Installing R

Go to and download a current stable version of R for your platform. Run the installer, accepting all defaults.

Installing R-Studio

Go to and download RStudio Desktop edition for your platform. Install it using defaults. The R-Studio is an integrated development environment for R but you need to install R separately first! The R-Studio will automatically detect latest R that you have and, in case you have several versions of R installed, you will be able to alter that choice via Tools / Global Options… menu.

I will explain the necessary details on using R-Studio throughout the seminar but the official cheatsheet is an excellent, compact, and up-to-date source of information. In fact, R Studio has numerous cheatsheets that describe individual packages in a compact form.

Installing RTools

If you are using Windows, you might need Rtools for building and running some packages. You do not need to install it at the beginning, but if you will need it later, just following the link above, download the latest Rtools version, run the installer using the defaults and follow the instructions on that page to put Rtools on the PATH!

Installing packages

The real power of R lies in a vast community-driven family of packages suitable for any occasion. The default repository used by R and R-Studio is The Comprehensive R Archive Network (a.k.a. CRAN). It has very strict requirements for submitted packages, which makes it very annoying for the authors but ensures high quality for you. We will use CRAN as a sole source of packages. However, there are alternatives, such as Bioconductor that might have a package that is missing on CRAN. The Bioconductor relies on its own package manager, so you will need to consult the latest manual on their website.

To install a CRAN package you have two alternatives: via command line function or via R-Studio package manager interface (which will call the function for you). In the former case, go to Console tab and type install.packages("package-name"), for example install.packages("tidyverse"), and press Enter.

Alternatively, go to Packages tab, click on Install button, enter a package name in the window (it has autocomplete to help you), and press Install.

Sometimes, R will ask whether you want to install packages from source. In this case, it will grab the source code and compile the package, which takes time and requires RTools. In most cases, you can say “No” to install a pre-build binary version. The binary version will be slightly outdated but the emphasis is on slightly.

On other occasions, R-Studio will suggest restarting R Session as packages that need to be updated in use. You can do that but, in my experience, this could become a repetitive experience if one of the packages is used R Studio itself (so it starts it in a new session, realizes that it is in use, suggests to restart the session, etc.) My solution is to close all R Studio windows and use R directly. For Windows, you can find it the Start Menu, just make sure that you are using the correct version. Then, I use install.packages() to install and update everything I need.
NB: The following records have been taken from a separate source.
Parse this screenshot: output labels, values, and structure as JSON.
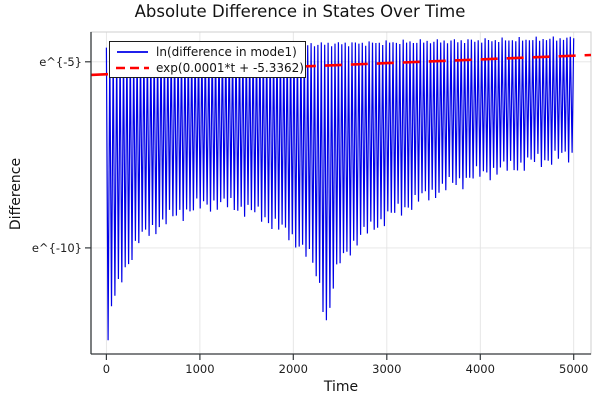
{
  "chart_data": {
    "type": "line",
    "title": "Absolute Difference in States Over Time",
    "xlabel": "Time",
    "ylabel": "Difference",
    "x_ticks": [
      0,
      1000,
      2000,
      3000,
      4000,
      5000
    ],
    "y_ticks": [
      {
        "label": "e^{-5}",
        "value": -5
      },
      {
        "label": "e^{-10}",
        "value": -10
      }
    ],
    "xlim": [
      -165,
      5185
    ],
    "ylim": [
      -12.85,
      -4.2
    ],
    "grid": true,
    "legend_position": "top-left",
    "series": [
      {
        "name": "ln(difference in mode1)",
        "color": "#0000e8",
        "style": "solid",
        "description": "rapid oscillation between a slowly rising upper envelope and a beating lower envelope with deep notches near t=30 and t=2360 (log scale)",
        "fast_period": 36.5,
        "t_range": [
          0,
          5000
        ],
        "top_envelope": [
          [
            0,
            -4.62
          ],
          [
            150,
            -4.68
          ],
          [
            400,
            -4.67
          ],
          [
            800,
            -4.63
          ],
          [
            1200,
            -4.6
          ],
          [
            1600,
            -4.57
          ],
          [
            2000,
            -4.55
          ],
          [
            2400,
            -4.52
          ],
          [
            2800,
            -4.5
          ],
          [
            3200,
            -4.47
          ],
          [
            3600,
            -4.45
          ],
          [
            4000,
            -4.43
          ],
          [
            4400,
            -4.41
          ],
          [
            4700,
            -4.39
          ],
          [
            5000,
            -4.37
          ]
        ],
        "bottom_envelope": [
          [
            0,
            -12.8
          ],
          [
            20,
            -12.6
          ],
          [
            45,
            -11.65
          ],
          [
            100,
            -11.25
          ],
          [
            160,
            -10.8
          ],
          [
            240,
            -10.33
          ],
          [
            340,
            -9.8
          ],
          [
            460,
            -9.55
          ],
          [
            620,
            -9.28
          ],
          [
            800,
            -9.05
          ],
          [
            1000,
            -8.88
          ],
          [
            1150,
            -8.8
          ],
          [
            1320,
            -8.85
          ],
          [
            1480,
            -8.95
          ],
          [
            1650,
            -9.12
          ],
          [
            1850,
            -9.45
          ],
          [
            2050,
            -9.85
          ],
          [
            2200,
            -10.35
          ],
          [
            2290,
            -11.1
          ],
          [
            2360,
            -12.05
          ],
          [
            2430,
            -11.0
          ],
          [
            2500,
            -10.35
          ],
          [
            2620,
            -9.95
          ],
          [
            2760,
            -9.6
          ],
          [
            2950,
            -9.25
          ],
          [
            3150,
            -8.97
          ],
          [
            3400,
            -8.62
          ],
          [
            3700,
            -8.28
          ],
          [
            4000,
            -8.02
          ],
          [
            4300,
            -7.84
          ],
          [
            4600,
            -7.67
          ],
          [
            4800,
            -7.58
          ],
          [
            5000,
            -7.51
          ]
        ]
      },
      {
        "name": "exp(0.0001*t + -5.3362)",
        "color": "#ff0000",
        "style": "dashed",
        "slope": 0.0001,
        "intercept": -5.3362
      }
    ]
  }
}
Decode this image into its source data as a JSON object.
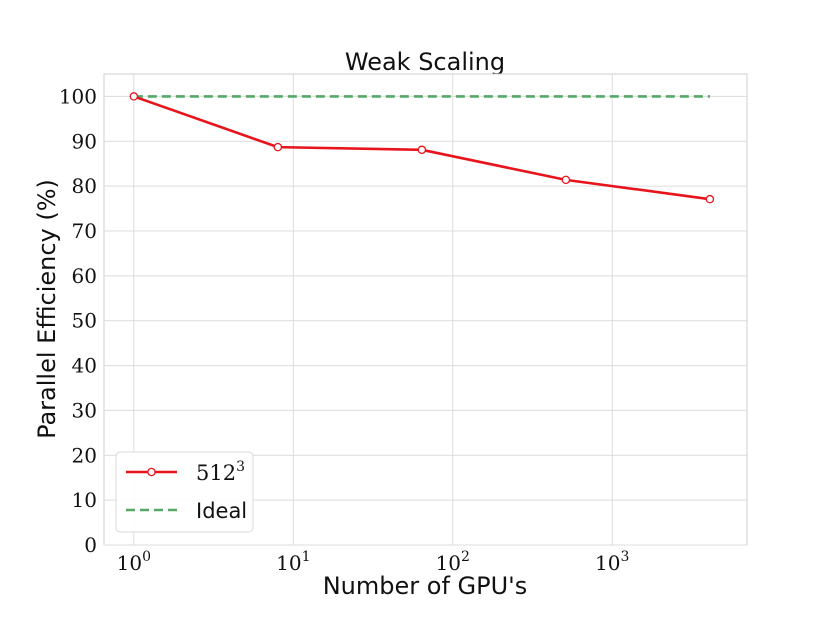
{
  "chart_data": {
    "type": "line",
    "title": "Weak Scaling",
    "xlabel": "Number of GPU's",
    "ylabel": "Parallel Efficiency (%)",
    "xscale": "log",
    "xlim": [
      0.65,
      7000
    ],
    "ylim": [
      0,
      105
    ],
    "grid": true,
    "legend_position": "bottom-left",
    "x_ticks": [
      {
        "base": "10",
        "exp": "0",
        "value": 1
      },
      {
        "base": "10",
        "exp": "1",
        "value": 10
      },
      {
        "base": "10",
        "exp": "2",
        "value": 100
      },
      {
        "base": "10",
        "exp": "3",
        "value": 1000
      }
    ],
    "y_ticks": [
      0,
      10,
      20,
      30,
      40,
      50,
      60,
      70,
      80,
      90,
      100
    ],
    "series": [
      {
        "name_base": "512",
        "name_exp": "3",
        "color": "#e8141c",
        "style": "solid-marker",
        "x": [
          1,
          8,
          64,
          512,
          4096
        ],
        "y": [
          100,
          88.7,
          88.1,
          81.4,
          77.1
        ]
      },
      {
        "name": "Ideal",
        "color": "#55a868",
        "style": "dashed",
        "x": [
          1,
          4096
        ],
        "y": [
          100,
          100
        ]
      }
    ]
  }
}
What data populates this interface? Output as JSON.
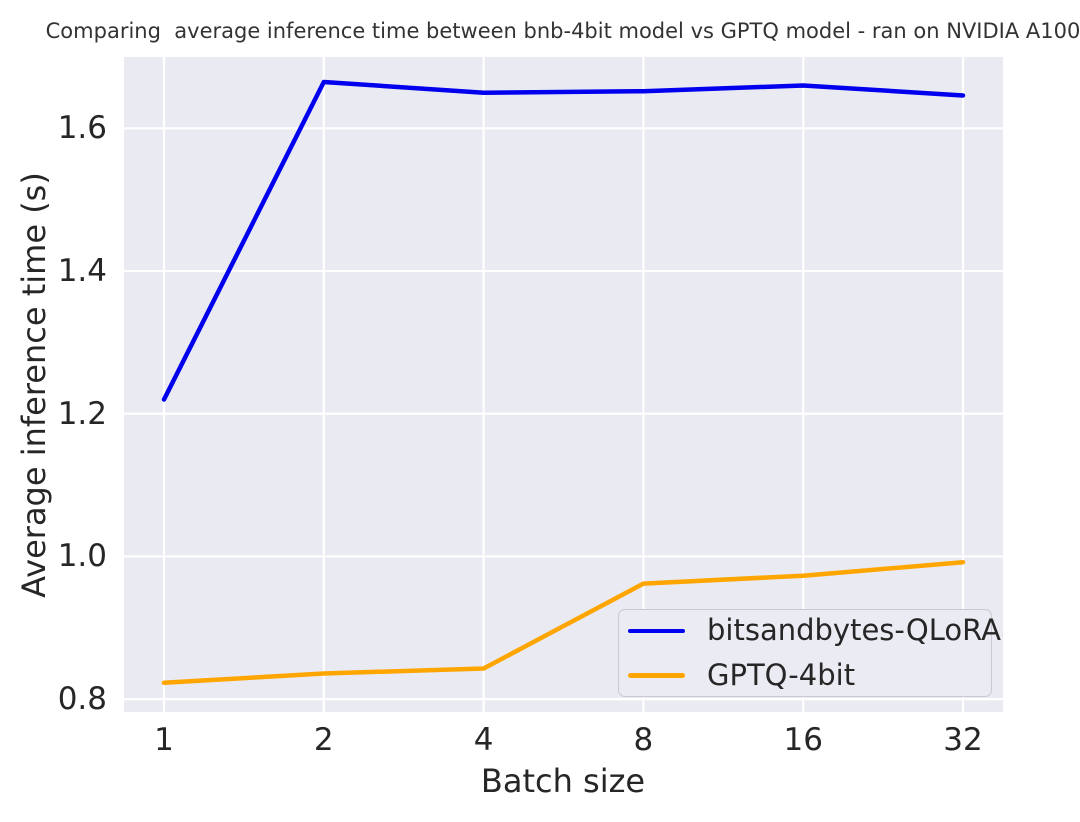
{
  "chart_data": {
    "type": "line",
    "title": "Comparing  average inference time between bnb-4bit model vs GPTQ model - ran on NVIDIA A100",
    "xlabel": "Batch size",
    "ylabel": "Average inference time (s)",
    "categories": [
      "1",
      "2",
      "4",
      "8",
      "16",
      "32"
    ],
    "series": [
      {
        "name": "bitsandbytes-QLoRA",
        "color": "#0000ee",
        "values": [
          1.22,
          1.665,
          1.65,
          1.652,
          1.66,
          1.646
        ]
      },
      {
        "name": "GPTQ-4bit",
        "color": "#ffa500",
        "values": [
          0.823,
          0.836,
          0.843,
          0.962,
          0.973,
          0.992
        ]
      }
    ],
    "ytick_labels": [
      "0.8",
      "1.0",
      "1.2",
      "1.4",
      "1.6"
    ],
    "yticks": [
      0.8,
      1.0,
      1.2,
      1.4,
      1.6
    ],
    "ylim": [
      0.782,
      1.7
    ],
    "grid": true,
    "legend_position": "lower right",
    "colors": {
      "plot_background": "#eaeaf2",
      "grid": "#ffffff",
      "text": "#262626"
    }
  }
}
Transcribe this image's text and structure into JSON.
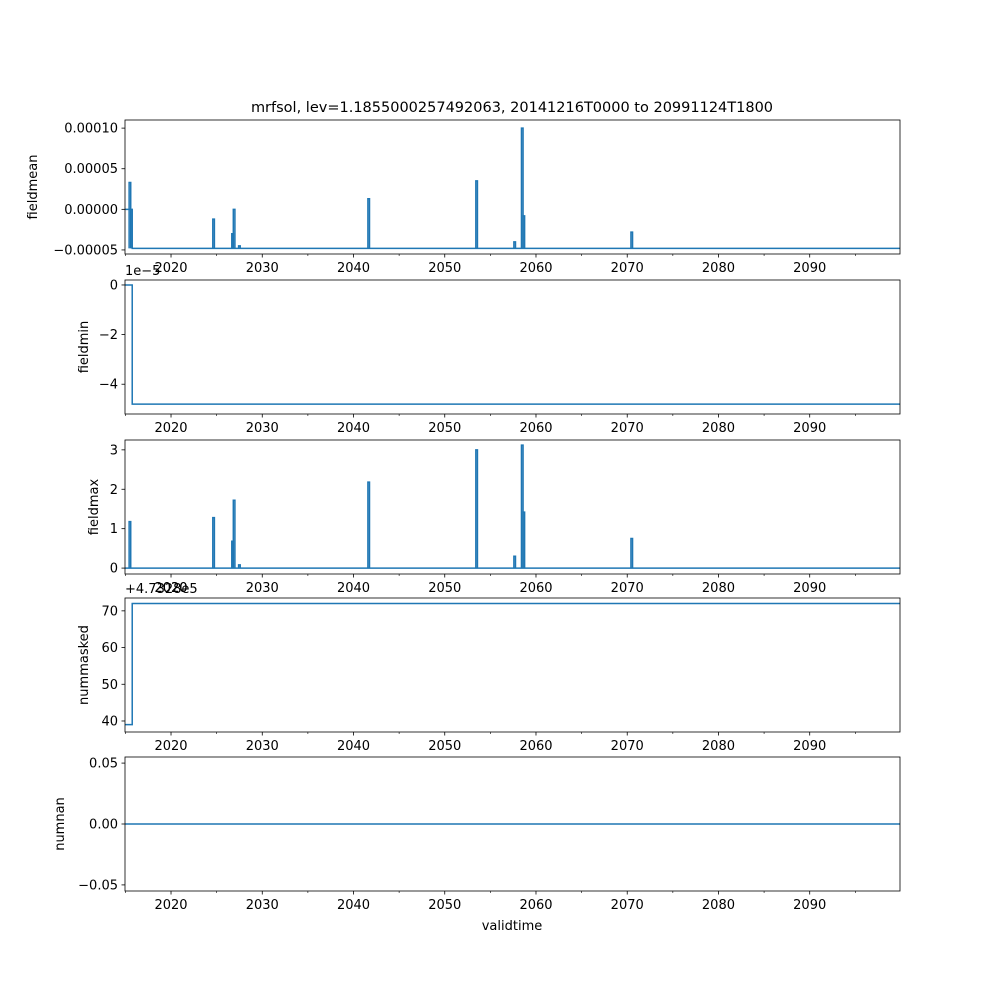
{
  "figure": {
    "title": "mrfsol, lev=1.1855000257492063, 20141216T0000 to 20991124T1800",
    "xlabel": "validtime",
    "line_color": "#1f77b4"
  },
  "chart_data": [
    {
      "type": "line",
      "ylabel": "fieldmean",
      "xlim": [
        "2014-12-16",
        "2099-11-24"
      ],
      "ylim": [
        -5.5e-05,
        0.00011
      ],
      "yticks": [
        -5e-05,
        0.0,
        5e-05,
        0.0001
      ],
      "ytick_labels": [
        "−0.00005",
        "0.00000",
        "0.00005",
        "0.00010"
      ],
      "offset_text": "",
      "baseline": {
        "value": -4.8e-05,
        "initial_value": 0.0,
        "initial_end": "2015-10-01"
      },
      "spikes": [
        {
          "x": "2015-07-01",
          "y": 3.3e-05
        },
        {
          "x": "2024-09-01",
          "y": -1.2e-05
        },
        {
          "x": "2026-10-01",
          "y": -3e-05
        },
        {
          "x": "2026-12-01",
          "y": 0.0
        },
        {
          "x": "2027-07-01",
          "y": -4.5e-05
        },
        {
          "x": "2041-09-01",
          "y": 1.3e-05
        },
        {
          "x": "2053-07-01",
          "y": 3.5e-05
        },
        {
          "x": "2057-09-01",
          "y": -4e-05
        },
        {
          "x": "2058-07-01",
          "y": 0.0001
        },
        {
          "x": "2058-09-01",
          "y": -8e-06
        },
        {
          "x": "2070-07-01",
          "y": -2.8e-05
        }
      ]
    },
    {
      "type": "line",
      "ylabel": "fieldmin",
      "xlim": [
        "2014-12-16",
        "2099-11-24"
      ],
      "ylim": [
        -5.2,
        0.2
      ],
      "yticks": [
        -4,
        -2,
        0
      ],
      "ytick_labels": [
        "−4",
        "−2",
        "0"
      ],
      "offset_text": "1e−5",
      "baseline": {
        "value": -4.8,
        "initial_value": 0.0,
        "initial_end": "2015-10-01"
      },
      "spikes": []
    },
    {
      "type": "line",
      "ylabel": "fieldmax",
      "xlim": [
        "2014-12-16",
        "2099-11-24"
      ],
      "ylim": [
        -0.15,
        3.25
      ],
      "yticks": [
        0,
        1,
        2,
        3
      ],
      "ytick_labels": [
        "0",
        "1",
        "2",
        "3"
      ],
      "offset_text": "",
      "baseline": {
        "value": 0.0,
        "initial_value": 0.0,
        "initial_end": "2015-10-01"
      },
      "spikes": [
        {
          "x": "2015-07-01",
          "y": 1.18
        },
        {
          "x": "2024-09-01",
          "y": 1.28
        },
        {
          "x": "2026-10-01",
          "y": 0.68
        },
        {
          "x": "2026-12-01",
          "y": 1.72
        },
        {
          "x": "2027-07-01",
          "y": 0.08
        },
        {
          "x": "2041-09-01",
          "y": 2.18
        },
        {
          "x": "2053-07-01",
          "y": 3.0
        },
        {
          "x": "2057-09-01",
          "y": 0.3
        },
        {
          "x": "2058-07-01",
          "y": 3.12
        },
        {
          "x": "2058-09-01",
          "y": 1.42
        },
        {
          "x": "2070-07-01",
          "y": 0.75
        }
      ]
    },
    {
      "type": "line",
      "ylabel": "nummasked",
      "xlim": [
        "2014-12-16",
        "2099-11-24"
      ],
      "ylim": [
        37,
        73.5
      ],
      "yticks": [
        40,
        50,
        60,
        70
      ],
      "ytick_labels": [
        "40",
        "50",
        "60",
        "70"
      ],
      "offset_text": "+4.7328e5",
      "baseline": {
        "value": 72,
        "initial_value": 39,
        "initial_end": "2015-10-01"
      },
      "spikes": []
    },
    {
      "type": "line",
      "ylabel": "numnan",
      "xlim": [
        "2014-12-16",
        "2099-11-24"
      ],
      "ylim": [
        -0.055,
        0.055
      ],
      "yticks": [
        -0.05,
        0.0,
        0.05
      ],
      "ytick_labels": [
        "−0.05",
        "0.00",
        "0.05"
      ],
      "offset_text": "",
      "baseline": {
        "value": 0.0,
        "initial_value": 0.0,
        "initial_end": "2015-10-01"
      },
      "spikes": []
    }
  ],
  "x_major_ticks": [
    2020,
    2030,
    2040,
    2050,
    2060,
    2070,
    2080,
    2090
  ],
  "x_major_tick_labels": [
    "2020",
    "2030",
    "2040",
    "2050",
    "2060",
    "2070",
    "2080",
    "2090"
  ],
  "x_minor_ticks": [
    2015,
    2025,
    2035,
    2045,
    2055,
    2065,
    2075,
    2085,
    2095
  ],
  "stray_labels": {
    "overlap_year": "2020"
  }
}
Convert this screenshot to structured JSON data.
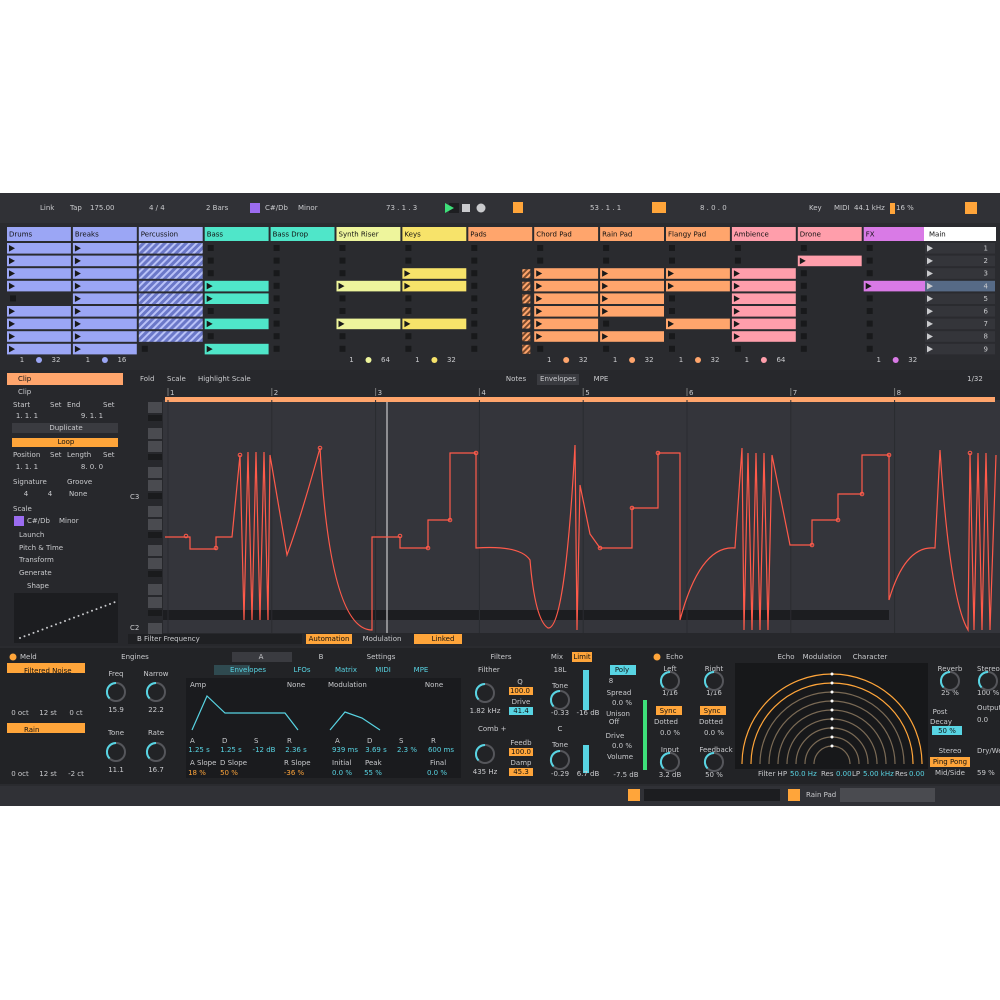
{
  "toolbar": {
    "link": "Link",
    "tap": "Tap",
    "tempo": "175.00",
    "signature": "4 / 4",
    "quantize": "2 Bars",
    "key": "C#/Db",
    "scale": "Minor",
    "position": "73 . 1 . 3",
    "loop_start": "53 . 1 . 1",
    "loop_length": "8 . 0 . 0",
    "key_map": "Key",
    "midi": "MIDI",
    "sample_rate": "44.1 kHz",
    "cpu": "16 %"
  },
  "tracks": [
    {
      "name": "Drums",
      "color": "#9ba6f5",
      "footer": [
        "1",
        "32"
      ]
    },
    {
      "name": "Breaks",
      "color": "#9ba6f5",
      "footer": [
        "1",
        "16"
      ]
    },
    {
      "name": "Percussion",
      "color": "#a9b4f7"
    },
    {
      "name": "Bass",
      "color": "#4fe6c9"
    },
    {
      "name": "Bass Drop",
      "color": "#4fe6c9"
    },
    {
      "name": "Synth Riser",
      "color": "#eef59c",
      "footer": [
        "1",
        "64"
      ]
    },
    {
      "name": "Keys",
      "color": "#f7e36a",
      "footer": [
        "1",
        "32"
      ]
    },
    {
      "name": "Pads",
      "color": "#ffa56c"
    },
    {
      "name": "Chord Pad",
      "color": "#ffa56c",
      "footer": [
        "1",
        "32"
      ]
    },
    {
      "name": "Rain Pad",
      "color": "#ffa56c",
      "footer": [
        "1",
        "32"
      ]
    },
    {
      "name": "Flangy Pad",
      "color": "#ffa56c",
      "footer": [
        "1",
        "32"
      ]
    },
    {
      "name": "Ambience",
      "color": "#ff9eab",
      "footer": [
        "1",
        "64"
      ]
    },
    {
      "name": "Drone",
      "color": "#ff9eab"
    },
    {
      "name": "FX",
      "color": "#d97ae6",
      "footer": [
        "1",
        "32"
      ]
    }
  ],
  "main_track": "Main",
  "scenes": [
    "1",
    "2",
    "3",
    "4",
    "5",
    "6",
    "7",
    "8",
    "9"
  ],
  "clip_panel": {
    "labels": [
      "Clip",
      "Clip",
      "Start",
      "Set",
      "End",
      "Set",
      "1. 1. 1",
      "9. 1. 1",
      "Duplicate",
      "Loop",
      "Position",
      "Set",
      "Length",
      "Set",
      "1. 1. 1",
      "8. 0. 0",
      "Signature",
      "Groove",
      "4",
      "4",
      "None",
      "Scale",
      "C#/Db",
      "Minor",
      "Launch",
      "Pitch & Time",
      "Transform",
      "Generate",
      "Shape",
      "Up"
    ]
  },
  "editor": {
    "view_buttons": [
      "Fold",
      "Scale",
      "Highlight Scale"
    ],
    "tabs": [
      "Notes",
      "Envelopes",
      "MPE"
    ],
    "grid": "1/32",
    "ruler": [
      "1",
      "2",
      "3",
      "4",
      "5",
      "6",
      "7",
      "8"
    ],
    "notes": [
      "C3",
      "C2"
    ],
    "envelope": "B Filter Frequency",
    "buttons": [
      "Automation",
      "Modulation",
      "Linked"
    ]
  },
  "devices": {
    "meld": {
      "labels": [
        "Meld",
        "Engines",
        "A",
        "B",
        "Settings",
        "Filtered Noise",
        "Freq",
        "Narrow",
        "15.9",
        "22.2",
        "0 oct",
        "12 st",
        "0 ct",
        "Rain",
        "Tone",
        "Rate",
        "11.1",
        "16.7",
        "0 oct",
        "12 st",
        "-2 ct",
        "Envelopes",
        "LFOs",
        "Matrix",
        "MIDI",
        "MPE",
        "Amp",
        "None",
        "Modulation",
        "None",
        "A",
        "D",
        "S",
        "R",
        "1.25 s",
        "1.25 s",
        "-12 dB",
        "2.36 s",
        "A Slope",
        "D Slope",
        "R Slope",
        "18 %",
        "50 %",
        "-36 %",
        "A",
        "D",
        "S",
        "R",
        "939 ms",
        "3.69 s",
        "2.3 %",
        "600 ms",
        "Initial",
        "Peak",
        "Final",
        "0.0 %",
        "55 %",
        "0.0 %"
      ]
    },
    "filters": {
      "labels": [
        "Filters",
        "Filther",
        "Q",
        "100.0",
        "Drive",
        "41.4",
        "1.82 kHz",
        "Comb +",
        "Feedb",
        "100.0",
        "Damp",
        "45.3",
        "435 Hz"
      ]
    },
    "mix": {
      "labels": [
        "Mix",
        "Limit",
        "18L",
        "Tone",
        "-0.33",
        "-16 dB",
        "C",
        "Tone",
        "-0.29",
        "6.7 dB",
        "Poly",
        "8",
        "Spread",
        "0.0 %",
        "Unison",
        "Off",
        "Drive",
        "0.0 %",
        "Volume",
        "-7.5 dB"
      ]
    },
    "echo": {
      "labels": [
        "Echo",
        "Echo",
        "Modulation",
        "Character",
        "Left",
        "Right",
        "1/16",
        "1/16",
        "Sync",
        "Sync",
        "Dotted",
        "Dotted",
        "0.0 %",
        "0.0 %",
        "Input",
        "Feedback",
        "3.2 dB",
        "50 %",
        "Filter HP",
        "50.0 Hz",
        "Res",
        "0.00",
        "LP",
        "5.00 kHz",
        "Res",
        "0.00",
        "Reverb",
        "25 %",
        "Post",
        "Decay",
        "50 %",
        "Stereo",
        "Ping Pong",
        "Mid/Side",
        "Stereo",
        "100 %",
        "Output",
        "0.0",
        "Dry/Wet",
        "59 %"
      ]
    }
  },
  "status": {
    "track": "Rain Pad"
  }
}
0.1 Minimal setup of R-Studio

A big advantage of R-Studio is that it comes as a turn-key solution with reasonable default settings. However, there is one convinience feature that I strongly recommend turning off: automatic storing and saving of the workspace. Go to Tool / Global Options… and in General setting tab unselect “Restore .RData into workspace at startup” and set “Save workspace to .RData on exit:” to Never.

The feature that you just turned off sounds great on paper: When it is enabled the entire workspace (state of the program) is saved and automatically restored when you start RStudio again. Very convenient, as you start off at the same state, with same loaded libraries and variables/tables/functions as you have left. However, in my experience, the price you pay is that you may no longer remember how did you get to that state, as it is common to try out things while writing and editing the analysis. This leaves libraries that are loaded (but not explicitly in the code), variables created or modified by hand (with no trace of this in the program), etc. So while things will continue to work on your computer, same notebook or code will fail on a different one. And debugging problems like these is one of the toughest cases taking me ages to solve every time I make a mistake like that. The price you pay is that all the computation must be repeated but the advantage of it is that it gives you another opportunity to check that analysis works as it should and your previous results were not a fluke.

Minimal set of packages

Please install the following packages:

  • tidyverse : includes packages from data creation (tibble), reading (readr), wrangling (dplyr, tidyr), plotting (ggplot2). Plus type specific packages (stringr for strings, forcats for factors) and functional programming (purrr).
  • rmarkdown : package for working with RMarkdown notebooks, which will we use to create reproducible analysis.
  • fs : file system utilities.

Keeping R and packages up-to-date

R and packages are getting constantly improved, so it is a good idea to regularly update them. For packages, you can use Tools / Check for Packages Updates… menu in R-Studio. On Windows, to update R and, optionally, packages, you can use installr package that can install newest R (but it keeps old version!) optionally copying your entire library of packages, updating packages, etc. It is easy to use even in R itself, as it creates an extra menu to make interface simpler. For R-Studio itself, use Help / Check for Updates menu and install a newer version, if it is available (it is generally a good idea to keep your R-Studio in the newest state).